The Random Forest (RF) is an ensemble of decision trees. A decision tree is a non-parametric supervised learning method that can summarize the decision rules from a series of data with features and labels, and use the structure of the tree to present these rules to solve classification and regression problems [26]. The solution of decision trees is comprehensible, and it is possible to identify the contribution of each input feature to the classification or regression model. Random forest models were recently used to predict the pile drivability [26], estimate geotechnical parameters [24] and, notably, the undrained shear strength [6]. Figure 5c shows an example of a decision tree with two splits for an ML model with two input features and three targets. The first line of the node provides the decision function; the second line provides the Gini impurity, which represents the probability of a random datapoint being classified as wrong and indicates the quality of a split (0.0 is best case; 1.0 is worst case). The third line indicates the number of samples which are observed in the node. The fourth line provides the final classification of the observed samples. The last line provides the most common resulting class, which was observed in the node [20].
The hyperparameter settings and input features of the applied machine learning models for this study are described in the following sections. All models are built on a MacBook Pro 13” 2018 (CPU: INTEL core i5 2.3 GHz quad core, RAM: 8 GB, GPU: Intel Iris Plus Graphics 655 1536 MB) using the SPYDER python environment. The Machine Learning algorithms used are part of the open-source-software library of scikit-learn [20].

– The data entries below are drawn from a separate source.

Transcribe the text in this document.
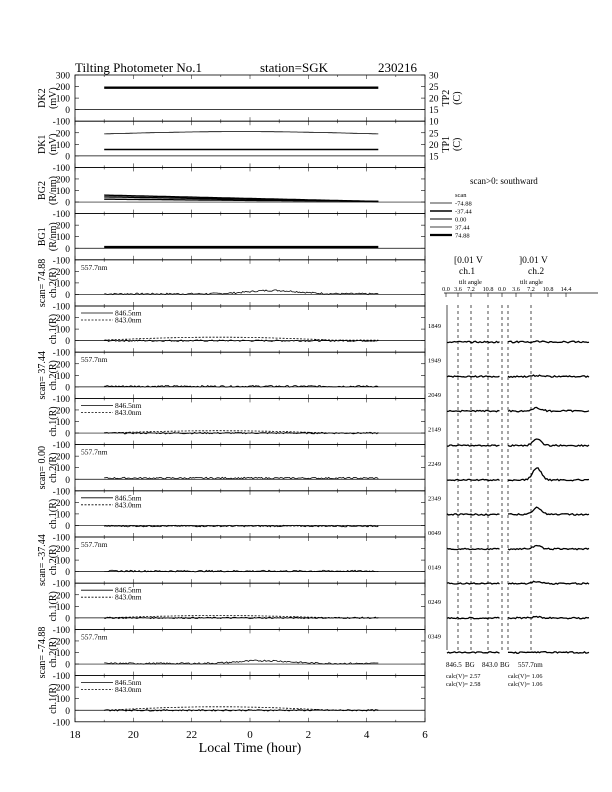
Tilting Photometer No.1	station=SGK	230216
300
200
100
0
DK2(mV)
30
25
20
15
TP2(C)
-100
200
100
0
DK1(mV)
10
25
20
15
TP1(C)
-100
200
100
0
BG2(R/nm)
-100
200
100
0
BG1(R/nm)
-100
200
100
0
scan= 74.88ch.2(R)
557.7nm
-100
200
100
0
ch.1(R)
846.5nm
843.0nm
-100
200
100
0
scan= 37.44ch.2(R)
557.7nm
-100
200
100
0
ch.1(R)
846.5nm
843.0nm
-100
200
100
0
scan= 0.00ch.2(R)
557.7nm
-100
200
100
0
ch.1(R)
846.5nm
843.0nm
-100
200
100
0
scan= -37.44ch.2(R)
557.7nm
-100
200
100
0
ch.1(R)
846.5nm
843.0nm
-100
200
100
0
scan= -74.88ch.2(R)
557.7nm
-100
200
100
0
ch.1(R)
846.5nm
843.0nm
-100
18	20	22	0	2	4	6
Local Time (hour)
scan>0: southward
scan
-74.88
-37.44
0.00
37.44
74.88
[0.01 V
ch.1
]0.01 V
ch.2
tilt angle	tilt angle
0.0 3.6 7.2 10.8 0.0 3.6 7.2 10.8 14.4
1849
1949
2049
2149
2249
2349
0049
0149
0249
0349
846.5 BG 843.0 BG 557.7nm
calc(V)= 2.57
calc(V)= 2.58
calc(V)= 1.06
calc(V)= 1.06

2.3.1. Support Vector Machine

The evaluated Support Vector Classifier (SVC) uses a linear kernel function in order to keep training times low. A change in the kernel was investigated and showed that, for this interpretation, a radial basis function does not significantly improve the prediction accuracy but considerably increases the necessary learning time. The SVC models targeting soil classes based on grain size distribution (Oberhollenzer_classes) are evaluated without further hyperparameter modifications. The training and evaluation of SVC models targeting soil behavior types were cancelled due to the long necessary training time (compared to the other models), which exceeded 24 h. In contrast, the training times of ANN and RF models are within a few minutes. Table 3 shows the originally planned models for the support vector classifier. However, as stated above, only the two models for Oberhollenzer_classes are further analyzed and compared to the Artificial Neural Network and Random Forest models.
The influence of class balance on the model quality was considered by setting the hyperparameter “class_weight” to ‘balanced’. Then, the penalty size for wrong predictions is assigned with respect to the amount of data in each class. This leads to a higher penalty for wrong predictions in minority classes. The evaluation of the obtained results shows that, in the considered problem, the overall performance of the SVM models does not increase when considering the class balance with the hyperparameter “class_weight”. Sampling algorithms are not used for the SVM models.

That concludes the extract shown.